9. Espero, con todo, que el nuevo Batman y, sobre todo, la reaparición del Joker estén a la altura de las expectativas creadas. Christopher Nolan no es tan bueno como creen algunos (basta con ver Insomnio o Batman Begins para cerciorarse de sus muchas flaquezas y langueurs), ni tan malo como creen otros (Bryan Singer, su homólogo en muchos aspectos, se llevaría la palma en este apartado escasamente honroso). El prestigio me devolvió la confianza en su limitado talento: al fin una historia sobre las relaciones entre la magia, la tecnología y la industrialización de la fantasía (uno de los aspectos ontológicos del cine) que fuera visualmente creíble. Repito: visualmente creíble, esto es, que esta idea se hiciera imagen, que las imágenes expresaran la ilusión misma de que estaban compuestas, con la que habían sido creadas, como tantas otras desde que los hermanos Lumiére, Edison y Mélies propulsaran este artilugio al pináculo del ocio moderno.

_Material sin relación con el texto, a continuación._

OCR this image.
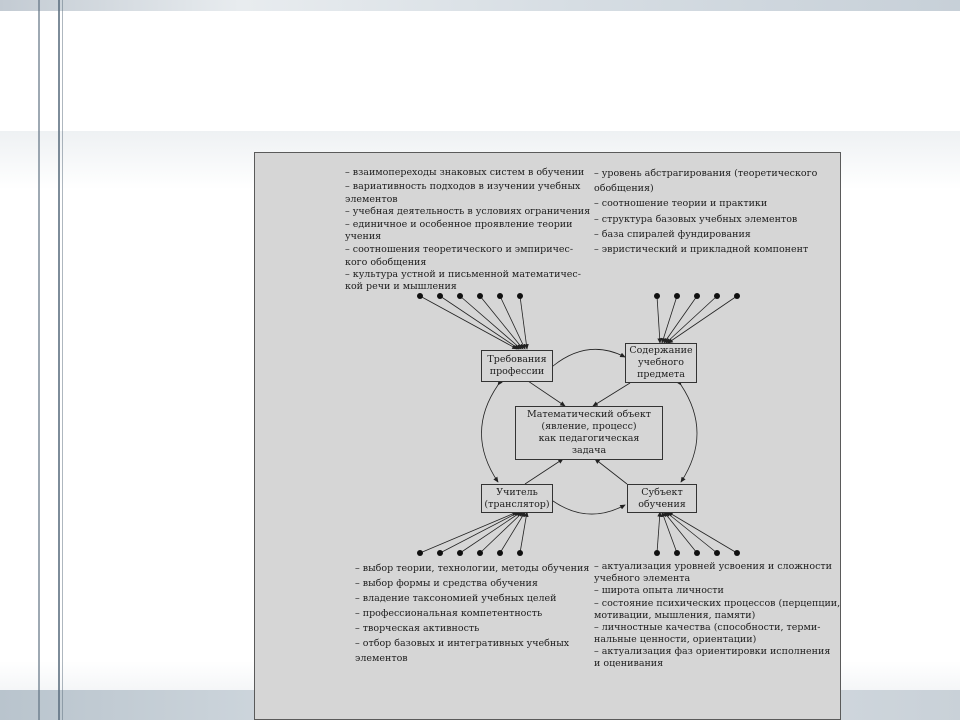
– взаимопереходы знаковых систем в обучении
– вариативность подходов в изучении учебных
элементов
– учебная деятельность в условиях ограничения
– единичное и особенное проявление теории
учения
– соотношения теоретического и эмпиричес-
кого обобщения
– культура устной и письменной математичес-
кой речи и мышления
– уровень абстрагирования (теоретического
обобщения)
– соотношение теории и практики
– структура базовых учебных элементов
– база спиралей фундирования
– эвристический и прикладной компонент
– выбор теории, технологии, методы обучения
– выбор формы и средства обучения
– владение таксономией учебных целей
– профессиональная компетентность
– творческая активность
– отбор базовых и интегративных учебных
элементов
– актуализация уровней усвоения и сложности
учебного элемента
– широта опыта личности
– состояние психических процессов (перцепции,
мотивации, мышления, памяти)
– личностные качества (способности, терми-
нальные ценности, ориентации)
– актуализация фаз ориентировки исполнения
и оценивания
Требования
профессии
Содержание
учебного
предмета
Математический объект
(явление, процесс)
как педагогическая
задача
Учитель
(транслятор)
Субъект
обучения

Al acabar la proyección tuve la sensación de que por primera vez en una película comercial y mayoritaria había creído ver (repito: ver, esto es, captar con el sentido de la vista, absorber las ondas luminosas por la retina y transmitirlas al cerebro para su traducción a un código inteligible) un acontecimiento de envergadura mitológica: sí, había visto a la máquina cinematográfica (máquina de luz y movimiento, de cronología trucada) funcionar como una máquina del tiempo perversa y maravillosa. Sólo por esto valía la pena soportar el resto de la trama, algo redundante, por cierto, la rivalidad entre magos ambiciosos y la investigación sobre el ilusionismo cronológico (el fundamento narrativo del cine, por otra parte). Así que después de esto, han subido muchos enteros mis expectativas ante el duelo cinematográfico Batman-Joker escenificado por Nolan como un combate postexpresionista entre la luz y las tinieblas. Espero no equivocarme mucho. Aparte de esto la cartelera veraniega promete poco, por desgracia. Habrá que tirar de videoteca, o bien conformarse (es un decir) con las prodigiosas reposiciones nocturnas de series como Nip Tuck, Californication o Weeds, que suplen muy bien las carencias cinéfilas de la estación con sus excesos e invenciones.